Keine Regelung trifft das Gesetz dazu, bis auf welchen Mindestzeitraum der Ermittlungszeitraum abgekürzt werden kann. Je kürzer der verbleibende Referenzzeitraum ist, desto dringlicher wird sich allerdings die Frage stellen, ob die in dieser Zeit erwirtschafteten Betriebsergebnisse noch eine aussagekräftige Grundlage für die Schätzung des voraussichtlich zukünftig nachhaltig erzielbaren Jahresertrags bilden oder zu offensichtlich unzutreffenden Ergebnissen führen. Die Verwaltung geht davon aus, dass der Referenzzeitraum mindestens 2 volle Wirtschaftsjahre umfassen muss.[2]

Obwohl das Gesetz dies nicht ausdrücklich anordnet, muss bei einer Verkürzung des Ermittlungszeitraums auch der Divisor entsprechend angepasst werden.

 
Praxis-Beispiel

V ist Inhaber eines Einzelhandelsunternehmens. Neben dem Hauptgeschäft betreibt er eine Filiale, in der aufgrund eines starken örtlichen Wettbewerbsdrucks wachsende Verluste entstehen.

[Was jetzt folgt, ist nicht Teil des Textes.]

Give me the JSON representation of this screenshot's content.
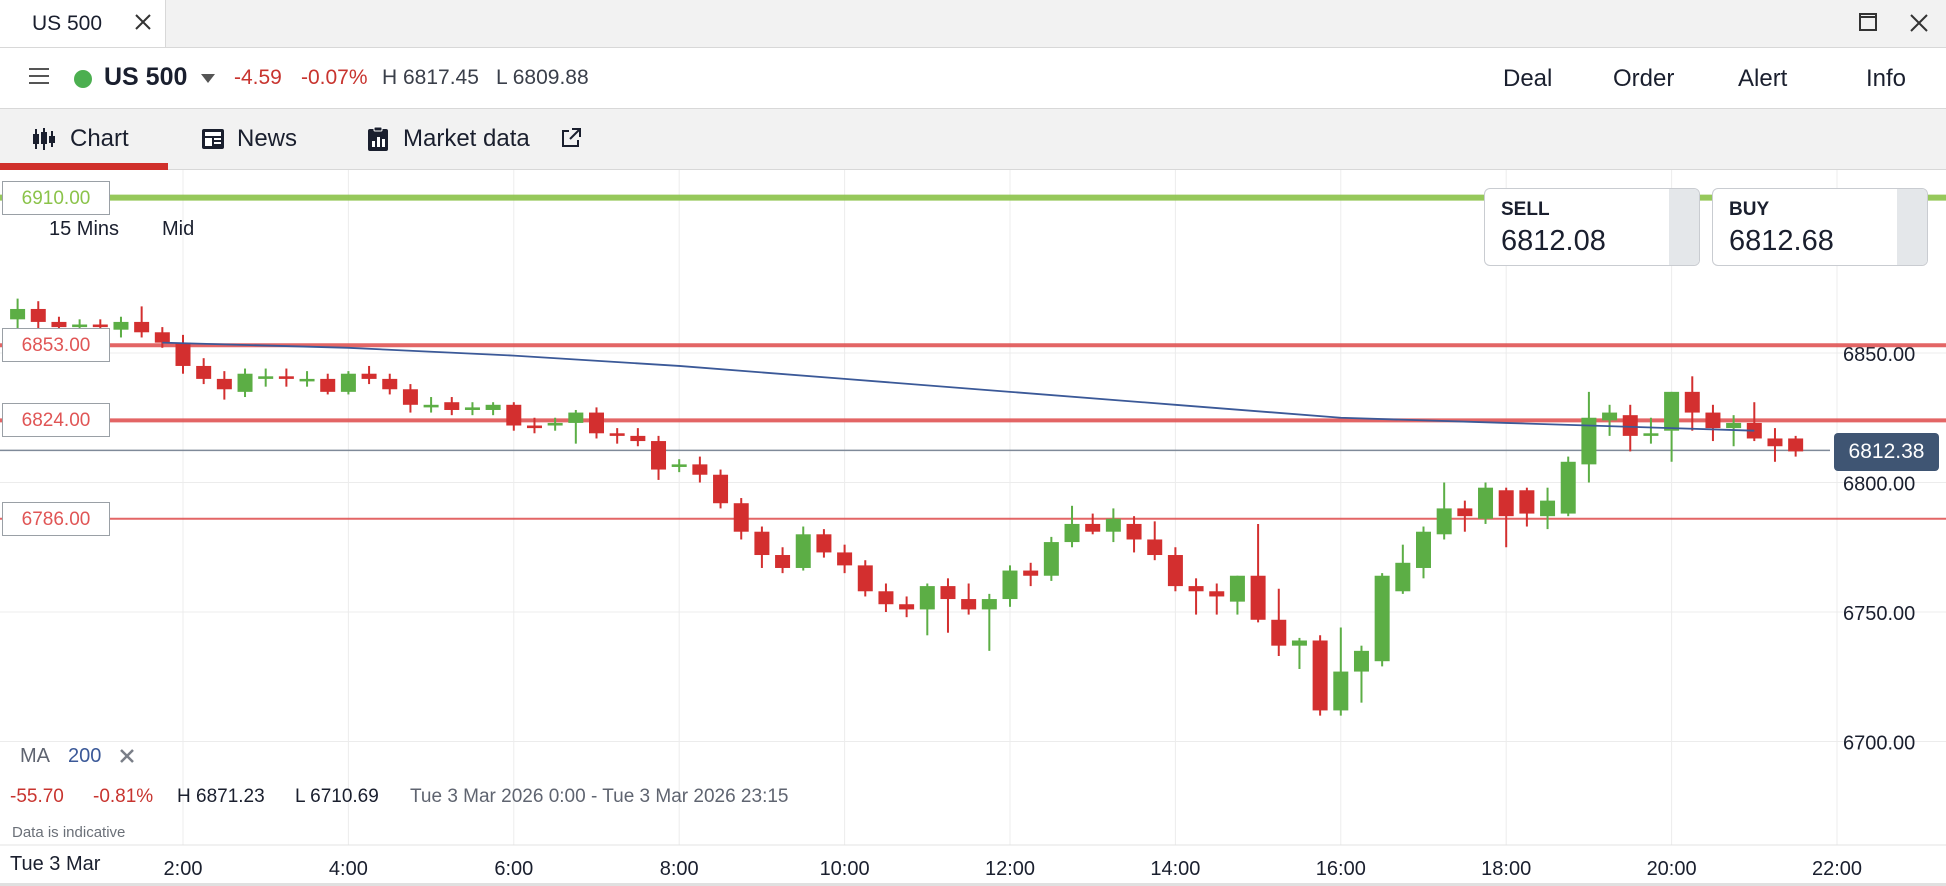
{
  "window": {
    "tab_title": "US 500"
  },
  "header": {
    "market_name": "US 500",
    "change": "-4.59",
    "change_pct": "-0.07%",
    "high": "H 6817.45",
    "low": "L 6809.88",
    "buttons": [
      "Deal",
      "Order",
      "Alert",
      "Info"
    ]
  },
  "subnav": {
    "tabs": [
      {
        "label": "Chart",
        "icon": "candlestick-icon",
        "active": true
      },
      {
        "label": "News",
        "icon": "newspaper-icon",
        "active": false
      },
      {
        "label": "Market data",
        "icon": "clipboard-chart-icon",
        "active": false
      }
    ]
  },
  "chart": {
    "timeframe": "15 Mins",
    "price_type": "Mid",
    "quote": {
      "sell_label": "SELL",
      "sell_value": "6812.08",
      "buy_label": "BUY",
      "buy_value": "6812.68"
    },
    "current_price": "6812.38",
    "levels": [
      {
        "label": "6910.00",
        "value": 6910,
        "color": "#8bc34a"
      },
      {
        "label": "6853.00",
        "value": 6853,
        "color": "#e05555"
      },
      {
        "label": "6824.00",
        "value": 6824,
        "color": "#e05555"
      },
      {
        "label": "6786.00",
        "value": 6786,
        "color": "#e05555"
      }
    ],
    "indicator": {
      "name": "MA",
      "period": "200"
    },
    "stats": {
      "change": "-55.70",
      "change_pct": "-0.81%",
      "high": "H 6871.23",
      "low": "L 6710.69",
      "range": "Tue 3 Mar 2026 0:00 - Tue 3 Mar 2026 23:15"
    },
    "disclaimer": "Data is indicative",
    "date_label": "Tue 3 Mar"
  },
  "chart_data": {
    "type": "candlestick",
    "interval": "15 Mins",
    "x_ticks": [
      "2:00",
      "4:00",
      "6:00",
      "8:00",
      "10:00",
      "12:00",
      "14:00",
      "16:00",
      "18:00",
      "20:00",
      "22:00"
    ],
    "y_ticks": [
      "6850.00",
      "6800.00",
      "6750.00",
      "6700.00"
    ],
    "ylim": [
      6690,
      6915
    ],
    "colors": {
      "up": "#5cae45",
      "down": "#d32f2f",
      "ma": "#3b5998"
    },
    "candles": [
      {
        "t": "0:00",
        "o": 6863,
        "h": 6871,
        "l": 6858,
        "c": 6867
      },
      {
        "t": "0:15",
        "o": 6867,
        "h": 6870,
        "l": 6859,
        "c": 6862
      },
      {
        "t": "0:30",
        "o": 6862,
        "h": 6864,
        "l": 6859,
        "c": 6860
      },
      {
        "t": "0:45",
        "o": 6860,
        "h": 6863,
        "l": 6858,
        "c": 6861
      },
      {
        "t": "1:00",
        "o": 6861,
        "h": 6863,
        "l": 6857,
        "c": 6860
      },
      {
        "t": "1:15",
        "o": 6859,
        "h": 6864,
        "l": 6856,
        "c": 6862
      },
      {
        "t": "1:30",
        "o": 6862,
        "h": 6868,
        "l": 6856,
        "c": 6858
      },
      {
        "t": "1:45",
        "o": 6858,
        "h": 6860,
        "l": 6852,
        "c": 6854
      },
      {
        "t": "2:00",
        "o": 6854,
        "h": 6857,
        "l": 6842,
        "c": 6845
      },
      {
        "t": "2:15",
        "o": 6845,
        "h": 6848,
        "l": 6838,
        "c": 6840
      },
      {
        "t": "2:30",
        "o": 6840,
        "h": 6843,
        "l": 6832,
        "c": 6836
      },
      {
        "t": "2:45",
        "o": 6835,
        "h": 6844,
        "l": 6833,
        "c": 6842
      },
      {
        "t": "3:00",
        "o": 6840,
        "h": 6844,
        "l": 6837,
        "c": 6841
      },
      {
        "t": "3:15",
        "o": 6841,
        "h": 6844,
        "l": 6837,
        "c": 6840
      },
      {
        "t": "3:30",
        "o": 6840,
        "h": 6843,
        "l": 6837,
        "c": 6840
      },
      {
        "t": "3:45",
        "o": 6840,
        "h": 6842,
        "l": 6834,
        "c": 6835
      },
      {
        "t": "4:00",
        "o": 6835,
        "h": 6843,
        "l": 6834,
        "c": 6842
      },
      {
        "t": "4:15",
        "o": 6842,
        "h": 6845,
        "l": 6838,
        "c": 6840
      },
      {
        "t": "4:30",
        "o": 6840,
        "h": 6842,
        "l": 6834,
        "c": 6836
      },
      {
        "t": "4:45",
        "o": 6836,
        "h": 6838,
        "l": 6827,
        "c": 6830
      },
      {
        "t": "5:00",
        "o": 6829,
        "h": 6833,
        "l": 6827,
        "c": 6830
      },
      {
        "t": "5:15",
        "o": 6831,
        "h": 6833,
        "l": 6826,
        "c": 6828
      },
      {
        "t": "5:30",
        "o": 6828,
        "h": 6831,
        "l": 6826,
        "c": 6829
      },
      {
        "t": "5:45",
        "o": 6828,
        "h": 6831,
        "l": 6826,
        "c": 6830
      },
      {
        "t": "6:00",
        "o": 6830,
        "h": 6831,
        "l": 6820,
        "c": 6822
      },
      {
        "t": "6:15",
        "o": 6822,
        "h": 6825,
        "l": 6819,
        "c": 6821
      },
      {
        "t": "6:30",
        "o": 6822,
        "h": 6825,
        "l": 6820,
        "c": 6823
      },
      {
        "t": "6:45",
        "o": 6823,
        "h": 6828,
        "l": 6815,
        "c": 6827
      },
      {
        "t": "7:00",
        "o": 6827,
        "h": 6829,
        "l": 6817,
        "c": 6819
      },
      {
        "t": "7:15",
        "o": 6819,
        "h": 6821,
        "l": 6815,
        "c": 6818
      },
      {
        "t": "7:30",
        "o": 6818,
        "h": 6821,
        "l": 6814,
        "c": 6816
      },
      {
        "t": "7:45",
        "o": 6816,
        "h": 6818,
        "l": 6801,
        "c": 6805
      },
      {
        "t": "8:00",
        "o": 6806,
        "h": 6809,
        "l": 6804,
        "c": 6807
      },
      {
        "t": "8:15",
        "o": 6807,
        "h": 6810,
        "l": 6800,
        "c": 6803
      },
      {
        "t": "8:30",
        "o": 6803,
        "h": 6805,
        "l": 6790,
        "c": 6792
      },
      {
        "t": "8:45",
        "o": 6792,
        "h": 6794,
        "l": 6778,
        "c": 6781
      },
      {
        "t": "9:00",
        "o": 6781,
        "h": 6783,
        "l": 6767,
        "c": 6772
      },
      {
        "t": "9:15",
        "o": 6772,
        "h": 6775,
        "l": 6765,
        "c": 6767
      },
      {
        "t": "9:30",
        "o": 6767,
        "h": 6783,
        "l": 6766,
        "c": 6780
      },
      {
        "t": "9:45",
        "o": 6780,
        "h": 6782,
        "l": 6771,
        "c": 6773
      },
      {
        "t": "10:00",
        "o": 6773,
        "h": 6776,
        "l": 6765,
        "c": 6768
      },
      {
        "t": "10:15",
        "o": 6768,
        "h": 6770,
        "l": 6756,
        "c": 6758
      },
      {
        "t": "10:30",
        "o": 6758,
        "h": 6761,
        "l": 6750,
        "c": 6753
      },
      {
        "t": "10:45",
        "o": 6753,
        "h": 6756,
        "l": 6748,
        "c": 6751
      },
      {
        "t": "11:00",
        "o": 6751,
        "h": 6761,
        "l": 6741,
        "c": 6760
      },
      {
        "t": "11:15",
        "o": 6760,
        "h": 6763,
        "l": 6742,
        "c": 6755
      },
      {
        "t": "11:30",
        "o": 6755,
        "h": 6761,
        "l": 6749,
        "c": 6751
      },
      {
        "t": "11:45",
        "o": 6751,
        "h": 6757,
        "l": 6735,
        "c": 6755
      },
      {
        "t": "12:00",
        "o": 6755,
        "h": 6768,
        "l": 6752,
        "c": 6766
      },
      {
        "t": "12:15",
        "o": 6766,
        "h": 6769,
        "l": 6760,
        "c": 6764
      },
      {
        "t": "12:30",
        "o": 6764,
        "h": 6779,
        "l": 6762,
        "c": 6777
      },
      {
        "t": "12:45",
        "o": 6777,
        "h": 6791,
        "l": 6775,
        "c": 6784
      },
      {
        "t": "13:00",
        "o": 6784,
        "h": 6788,
        "l": 6780,
        "c": 6781
      },
      {
        "t": "13:15",
        "o": 6781,
        "h": 6790,
        "l": 6777,
        "c": 6786
      },
      {
        "t": "13:30",
        "o": 6784,
        "h": 6787,
        "l": 6773,
        "c": 6778
      },
      {
        "t": "13:45",
        "o": 6778,
        "h": 6785,
        "l": 6770,
        "c": 6772
      },
      {
        "t": "14:00",
        "o": 6772,
        "h": 6775,
        "l": 6758,
        "c": 6760
      },
      {
        "t": "14:15",
        "o": 6760,
        "h": 6763,
        "l": 6749,
        "c": 6758
      },
      {
        "t": "14:30",
        "o": 6758,
        "h": 6761,
        "l": 6749,
        "c": 6756
      },
      {
        "t": "14:45",
        "o": 6754,
        "h": 6764,
        "l": 6749,
        "c": 6764
      },
      {
        "t": "15:00",
        "o": 6764,
        "h": 6784,
        "l": 6746,
        "c": 6747
      },
      {
        "t": "15:15",
        "o": 6747,
        "h": 6759,
        "l": 6733,
        "c": 6737
      },
      {
        "t": "15:30",
        "o": 6737,
        "h": 6740,
        "l": 6728,
        "c": 6739
      },
      {
        "t": "15:45",
        "o": 6739,
        "h": 6741,
        "l": 6710,
        "c": 6712
      },
      {
        "t": "16:00",
        "o": 6712,
        "h": 6744,
        "l": 6710,
        "c": 6727
      },
      {
        "t": "16:15",
        "o": 6727,
        "h": 6737,
        "l": 6715,
        "c": 6735
      },
      {
        "t": "16:30",
        "o": 6731,
        "h": 6765,
        "l": 6729,
        "c": 6764
      },
      {
        "t": "16:45",
        "o": 6758,
        "h": 6776,
        "l": 6757,
        "c": 6769
      },
      {
        "t": "17:00",
        "o": 6767,
        "h": 6783,
        "l": 6763,
        "c": 6781
      },
      {
        "t": "17:15",
        "o": 6780,
        "h": 6800,
        "l": 6778,
        "c": 6790
      },
      {
        "t": "17:30",
        "o": 6790,
        "h": 6793,
        "l": 6781,
        "c": 6787
      },
      {
        "t": "17:45",
        "o": 6786,
        "h": 6800,
        "l": 6784,
        "c": 6798
      },
      {
        "t": "18:00",
        "o": 6797,
        "h": 6798,
        "l": 6775,
        "c": 6787
      },
      {
        "t": "18:15",
        "o": 6797,
        "h": 6798,
        "l": 6783,
        "c": 6788
      },
      {
        "t": "18:30",
        "o": 6787,
        "h": 6798,
        "l": 6782,
        "c": 6793
      },
      {
        "t": "18:45",
        "o": 6788,
        "h": 6810,
        "l": 6787,
        "c": 6808
      },
      {
        "t": "19:00",
        "o": 6807,
        "h": 6835,
        "l": 6800,
        "c": 6825
      },
      {
        "t": "19:15",
        "o": 6824,
        "h": 6830,
        "l": 6818,
        "c": 6827
      },
      {
        "t": "19:30",
        "o": 6826,
        "h": 6830,
        "l": 6812,
        "c": 6818
      },
      {
        "t": "19:45",
        "o": 6818,
        "h": 6825,
        "l": 6815,
        "c": 6819
      },
      {
        "t": "20:00",
        "o": 6820,
        "h": 6835,
        "l": 6808,
        "c": 6835
      },
      {
        "t": "20:15",
        "o": 6835,
        "h": 6841,
        "l": 6820,
        "c": 6827
      },
      {
        "t": "20:30",
        "o": 6827,
        "h": 6830,
        "l": 6816,
        "c": 6821
      },
      {
        "t": "20:45",
        "o": 6821,
        "h": 6826,
        "l": 6814,
        "c": 6823
      },
      {
        "t": "21:00",
        "o": 6823,
        "h": 6831,
        "l": 6816,
        "c": 6817
      },
      {
        "t": "21:15",
        "o": 6817,
        "h": 6821,
        "l": 6808,
        "c": 6814
      },
      {
        "t": "21:30",
        "o": 6817,
        "h": 6818,
        "l": 6810,
        "c": 6812
      }
    ],
    "ma200": [
      {
        "t": "1:45",
        "v": 6854
      },
      {
        "t": "4:00",
        "v": 6852
      },
      {
        "t": "6:00",
        "v": 6849
      },
      {
        "t": "8:00",
        "v": 6845
      },
      {
        "t": "10:00",
        "v": 6840
      },
      {
        "t": "12:00",
        "v": 6835
      },
      {
        "t": "14:00",
        "v": 6830
      },
      {
        "t": "16:00",
        "v": 6825
      },
      {
        "t": "18:00",
        "v": 6823
      },
      {
        "t": "20:00",
        "v": 6821
      },
      {
        "t": "21:00",
        "v": 6820
      }
    ]
  }
}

Zum 1.10. des Jahres 01 schließt V die Filiale. Für die ersten 3 Quartale des Jahres 01 hatte sich ein Betriebsergebnis von 150.000 EUR ergeben. Das Betriebsergebnis für das letzte Quartal des Jahres 01 beträgt 90.000 EUR, das des Jahres 02 350.000 EUR und das des Jahres 03 280.000 EUR. Zum 1.2. des Jahres 04 überträgt er sein Unternehmen unentgeltlich auf seinen Sohn. Der maßgebliche Jahresertrag ist in der Weise zu ermitteln, dass die Ergebnisse des letzten Vierteljahres 01 und der Jahre 02 und 03 addiert und durch 2,25 geteilt werden. Damit ergibt sich ein Jahresertrag von 320.000 EUR.

[1] Piltz, DStR 2008, 745, 750.
[2] R B 201 Abs. 2 S. 3 ErbStR 2019.